O Estado sofrerá com o empobrecimento e poderá passar por um grande retrocesso social enquanto ocorre a reconstrução. Para enfrentar essa situação, a luta sobre quem deve pagar a conta será dura, afinal, essa fatura deve ser paga por aqueles que acumulam as riquezas e são os menos afetados. A suspensão do pagamento da dívida indicou que a pressão popular pode obter conquistas materiais e deve continuar garantindo o acesso do conjunto da população a todos os meios necessários para a reconstrução da infraestrutura do Estado e das vidas de famílias afetadas.

Isso trará à tona enormes discussões programáticas envolvendo justamente a questão do programa ambiental, da luta ecológica, da luta que envolve o combate ao negacionismo climático.

Construir um movimento dos atingidos pela enchente de 2024

Há muitas demandas.

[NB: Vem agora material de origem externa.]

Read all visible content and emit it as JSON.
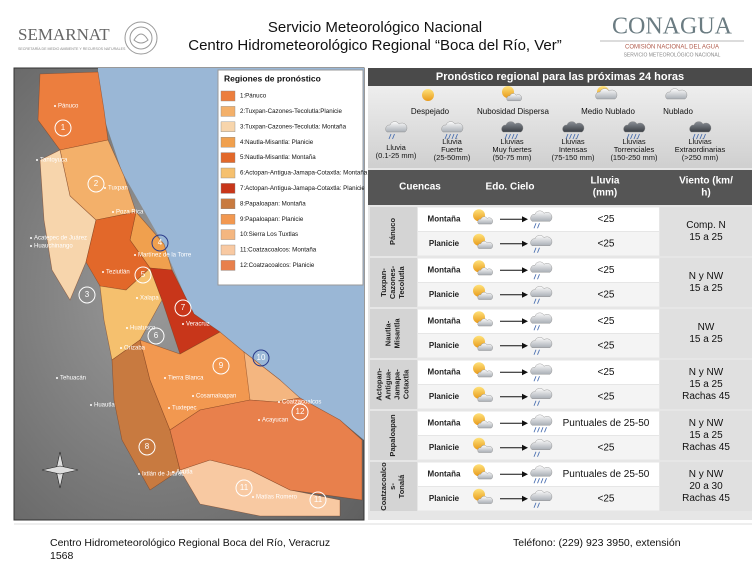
{
  "header": {
    "agency": "SEMARNAT",
    "agency_sub": "SECRETARÍA DE MEDIO AMBIENTE Y RECURSOS NATURALES",
    "title_line_1": "Servicio Meteorológico Nacional",
    "title_line_2": "Centro Hidrometeorológico Regional “Boca del Río, Ver”",
    "logo": "CONAGUA",
    "logo_sub_1": "COMISIÓN NACIONAL DEL AGUA",
    "logo_sub_2": "SERVICIO METEOROLÓGICO NACIONAL"
  },
  "map": {
    "legend_title": "Regiones de pronóstico",
    "legend": [
      {
        "label": "1:Pánuco",
        "color": "#ec7e3e"
      },
      {
        "label": "2:Tuxpan-Cazones-Tecolutla:Planicie",
        "color": "#f3b06a"
      },
      {
        "label": "3:Tuxpan-Cazones-Tecolutla: Montaña",
        "color": "#f7d5ac"
      },
      {
        "label": "4:Nautla-Misantla: Planicie",
        "color": "#f0a04e"
      },
      {
        "label": "5:Nautla-Misantla: Montaña",
        "color": "#e2682a"
      },
      {
        "label": "6:Actopan-Antigua-Jamapa-Cotaxtla: Montaña",
        "color": "#f5c06e"
      },
      {
        "label": "7:Actopan-Antigua-Jamapa-Cotaxtla: Planicie",
        "color": "#c8361a"
      },
      {
        "label": "8:Papaloapan: Montaña",
        "color": "#c87a40"
      },
      {
        "label": "9:Papaloapan: Planicie",
        "color": "#f29850"
      },
      {
        "label": "10:Sierra Los Tuxtlas",
        "color": "#f4b680"
      },
      {
        "label": "11:Coatzacoalcos: Montaña",
        "color": "#f8c9a2"
      },
      {
        "label": "12:Coatzacoalcos: Planicie",
        "color": "#e8804c"
      }
    ],
    "region_numbers": [
      "1",
      "2",
      "3",
      "4",
      "5",
      "6",
      "7",
      "8",
      "9",
      "10",
      "11",
      "12",
      "11"
    ],
    "places": [
      "Pánuco",
      "Tantoyuca",
      "Tuxpan",
      "Poza Rica",
      "Acatepec de Juárez",
      "Huauchinango",
      "Martínez de la Torre",
      "Teziutlán",
      "Xalapa",
      "Veracruz",
      "Huatusco",
      "Orizaba",
      "Tehuacán",
      "Tierra Blanca",
      "Cosamaloapan",
      "Huautla",
      "Tuxtepec",
      "Ixtlán de Juárez",
      "Ayutla",
      "Acayucan",
      "Coatzacoalcos",
      "Matías Romero"
    ]
  },
  "forecast": {
    "title": "Pronóstico regional para las próximas 24 horas",
    "sky_legend": [
      "Despejado",
      "Nubosidad Dispersa",
      "Medio Nublado",
      "Nublado"
    ],
    "rain_legend": [
      {
        "name": [
          "Lluvia"
        ],
        "range": "(0.1-25 mm)"
      },
      {
        "name": [
          "Lluvia",
          "Fuerte"
        ],
        "range": "(25-50mm)"
      },
      {
        "name": [
          "Lluvias",
          "Muy fuertes"
        ],
        "range": "(50-75 mm)"
      },
      {
        "name": [
          "Lluvias",
          "Intensas"
        ],
        "range": "(75-150 mm)"
      },
      {
        "name": [
          "Lluvias",
          "Torrenciales"
        ],
        "range": "(150-250 mm)"
      },
      {
        "name": [
          "Lluvias",
          "Extraordinarias"
        ],
        "range": "(>250 mm)"
      }
    ],
    "columns": [
      [
        "Cuencas"
      ],
      [
        "Edo. Cielo"
      ],
      [
        "Lluvia",
        "(mm)"
      ],
      [
        "Viento (km/",
        "h)"
      ]
    ],
    "basins": [
      {
        "name": [
          "Pánuco"
        ],
        "rows": [
          {
            "zone": "Montaña",
            "rain": "<25"
          },
          {
            "zone": "Planicie",
            "rain": "<25"
          }
        ],
        "wind": [
          "Comp. N",
          "15 a 25"
        ]
      },
      {
        "name": [
          "Tuxpan-",
          "Cazones-",
          "Tecolutla"
        ],
        "rows": [
          {
            "zone": "Montaña",
            "rain": "<25"
          },
          {
            "zone": "Planicie",
            "rain": "<25"
          }
        ],
        "wind": [
          "N y NW",
          "15 a 25"
        ]
      },
      {
        "name": [
          "Nautla-",
          "Misantla"
        ],
        "rows": [
          {
            "zone": "Montaña",
            "rain": "<25"
          },
          {
            "zone": "Planicie",
            "rain": "<25"
          }
        ],
        "wind": [
          "NW",
          "15 a 25"
        ]
      },
      {
        "name": [
          "Actopan-",
          "Antigua-",
          "Jamapa-",
          "Cotaxtla"
        ],
        "rows": [
          {
            "zone": "Montaña",
            "rain": "<25"
          },
          {
            "zone": "Planicie",
            "rain": "<25"
          }
        ],
        "wind": [
          "N y NW",
          "15 a 25",
          "Rachas 45"
        ]
      },
      {
        "name": [
          "Papaloapan"
        ],
        "rows": [
          {
            "zone": "Montaña",
            "rain": "Puntuales de 25-50"
          },
          {
            "zone": "Planicie",
            "rain": "<25"
          }
        ],
        "wind": [
          "N y NW",
          "15 a 25",
          "Rachas 45"
        ]
      },
      {
        "name": [
          "Coatzacoalco",
          "s-",
          "Tonalá"
        ],
        "rows": [
          {
            "zone": "Montaña",
            "rain": "Puntuales de 25-50"
          },
          {
            "zone": "Planicie",
            "rain": "<25"
          }
        ],
        "wind": [
          "N y NW",
          "20 a 30",
          "Rachas 45"
        ]
      }
    ]
  },
  "footer": {
    "address_1": "Centro Hidrometeorológico Regional Boca del Río, Veracruz",
    "address_2": "1568",
    "phone": "Teléfono: (229) 923 3950, extensión"
  }
}
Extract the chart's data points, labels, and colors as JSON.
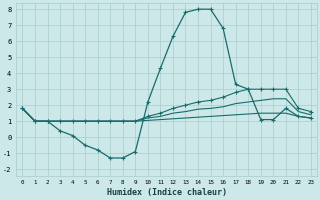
{
  "xlabel": "Humidex (Indice chaleur)",
  "bg_color": "#cce8e8",
  "grid_color": "#aacccc",
  "line_color": "#1a6b6b",
  "xlim": [
    -0.5,
    23.5
  ],
  "ylim": [
    -2.4,
    8.4
  ],
  "xticks": [
    0,
    1,
    2,
    3,
    4,
    5,
    6,
    7,
    8,
    9,
    10,
    11,
    12,
    13,
    14,
    15,
    16,
    17,
    18,
    19,
    20,
    21,
    22,
    23
  ],
  "yticks": [
    -2,
    -1,
    0,
    1,
    2,
    3,
    4,
    5,
    6,
    7,
    8
  ],
  "line1_x": [
    0,
    1,
    2,
    3,
    4,
    5,
    6,
    7,
    8,
    9,
    10,
    11,
    12,
    13,
    14,
    15,
    16,
    17,
    18,
    19,
    20,
    21,
    22,
    23
  ],
  "line1_y": [
    1.8,
    1.0,
    1.0,
    0.4,
    0.1,
    -0.5,
    -0.8,
    -1.3,
    -1.3,
    -0.9,
    2.2,
    4.3,
    6.3,
    7.8,
    8.0,
    8.0,
    6.8,
    3.3,
    3.0,
    1.1,
    1.1,
    1.8,
    1.3,
    1.2
  ],
  "line2_x": [
    0,
    1,
    2,
    3,
    4,
    5,
    6,
    7,
    8,
    9,
    10,
    11,
    12,
    13,
    14,
    15,
    16,
    17,
    18,
    19,
    20,
    21,
    22,
    23
  ],
  "line2_y": [
    1.8,
    1.0,
    1.0,
    1.0,
    1.0,
    1.0,
    1.0,
    1.0,
    1.0,
    1.0,
    1.3,
    1.5,
    1.8,
    2.0,
    2.2,
    2.3,
    2.5,
    2.8,
    3.0,
    3.0,
    3.0,
    3.0,
    1.8,
    1.6
  ],
  "line3_x": [
    0,
    1,
    2,
    3,
    4,
    5,
    6,
    7,
    8,
    9,
    10,
    11,
    12,
    13,
    14,
    15,
    16,
    17,
    18,
    19,
    20,
    21,
    22,
    23
  ],
  "line3_y": [
    1.8,
    1.0,
    1.0,
    1.0,
    1.0,
    1.0,
    1.0,
    1.0,
    1.0,
    1.0,
    1.2,
    1.3,
    1.5,
    1.6,
    1.75,
    1.8,
    1.9,
    2.1,
    2.2,
    2.3,
    2.4,
    2.4,
    1.6,
    1.4
  ],
  "line4_x": [
    0,
    1,
    2,
    3,
    4,
    5,
    6,
    7,
    8,
    9,
    10,
    11,
    12,
    13,
    14,
    15,
    16,
    17,
    18,
    19,
    20,
    21,
    22,
    23
  ],
  "line4_y": [
    1.8,
    1.0,
    1.0,
    1.0,
    1.0,
    1.0,
    1.0,
    1.0,
    1.0,
    1.0,
    1.05,
    1.1,
    1.15,
    1.2,
    1.25,
    1.3,
    1.35,
    1.4,
    1.45,
    1.5,
    1.5,
    1.5,
    1.3,
    1.2
  ]
}
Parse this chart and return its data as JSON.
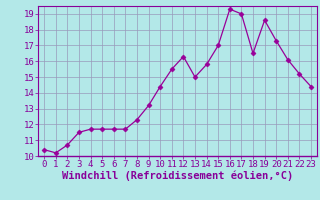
{
  "x": [
    0,
    1,
    2,
    3,
    4,
    5,
    6,
    7,
    8,
    9,
    10,
    11,
    12,
    13,
    14,
    15,
    16,
    17,
    18,
    19,
    20,
    21,
    22,
    23
  ],
  "y": [
    10.4,
    10.2,
    10.7,
    11.5,
    11.7,
    11.7,
    11.7,
    11.7,
    12.3,
    13.2,
    14.4,
    15.5,
    16.3,
    15.0,
    15.8,
    17.0,
    19.3,
    19.0,
    16.5,
    18.6,
    17.3,
    16.1,
    15.2,
    14.4
  ],
  "xlabel": "Windchill (Refroidissement éolien,°C)",
  "ylim": [
    10,
    19.5
  ],
  "xlim": [
    -0.5,
    23.5
  ],
  "line_color": "#990099",
  "marker": "D",
  "marker_size": 2.5,
  "bg_color": "#b3e8e8",
  "grid_color": "#9999bb",
  "yticks": [
    10,
    11,
    12,
    13,
    14,
    15,
    16,
    17,
    18,
    19
  ],
  "xticks": [
    0,
    1,
    2,
    3,
    4,
    5,
    6,
    7,
    8,
    9,
    10,
    11,
    12,
    13,
    14,
    15,
    16,
    17,
    18,
    19,
    20,
    21,
    22,
    23
  ],
  "tick_color": "#880099",
  "tick_fontsize": 6.5,
  "xlabel_fontsize": 7.5,
  "spine_color": "#880099"
}
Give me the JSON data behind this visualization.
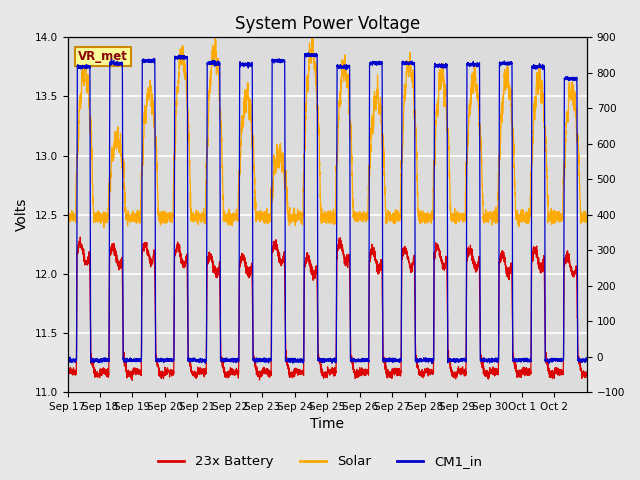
{
  "title": "System Power Voltage",
  "xlabel": "Time",
  "ylabel": "Volts",
  "left_ylim": [
    11.0,
    14.0
  ],
  "right_ylim": [
    -100,
    900
  ],
  "left_yticks": [
    11.0,
    11.5,
    12.0,
    12.5,
    13.0,
    13.5,
    14.0
  ],
  "right_yticks": [
    -100,
    0,
    100,
    200,
    300,
    400,
    500,
    600,
    700,
    800,
    900
  ],
  "xtick_labels": [
    "Sep 17",
    "Sep 18",
    "Sep 19",
    "Sep 20",
    "Sep 21",
    "Sep 22",
    "Sep 23",
    "Sep 24",
    "Sep 25",
    "Sep 26",
    "Sep 27",
    "Sep 28",
    "Sep 29",
    "Sep 30",
    "Oct 1",
    "Oct 2"
  ],
  "n_days": 16,
  "battery_color": "#dd0000",
  "solar_color": "#ffaa00",
  "cm1_color": "#0000cc",
  "annotation_text": "VR_met",
  "annotation_bg": "#ffff99",
  "annotation_border": "#cc8800",
  "plot_bg_color": "#dcdcdc",
  "fig_bg_color": "#e8e8e8",
  "legend_labels": [
    "23x Battery",
    "Solar",
    "CM1_in"
  ],
  "grid_color": "#ffffff",
  "title_fontsize": 12,
  "axis_fontsize": 10,
  "tick_fontsize": 7.5
}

A imediata é a do atendimento aos abrigos, e a central a garantia de moradia. Mas ainda temos a demanda do auxílio emergencial, do crédito, da abolição de dívidas, da suspensão de pagamentos de tributos. São demandas tão importantes que levaram à medida excepcional de suspensão do pagamento da dívida do Estado com a União e à criação, por parte do governo federal, do Ministério da Reconstrução.

Para atender tantas demandas, é preciso organização. Uma organização que busque construir um movimento, centralizar as negociações, controlar o poder público, acompanhar a realização das medidas anunciadas. Não se pode simplesmente esperar pelos governos, é preciso que a sociedade (especialmente a classe trabalhadora do campo e cidade, a juventude e o povo pobre) tenha protagonismo e se organize para defender os seus direitos e os seus interesses.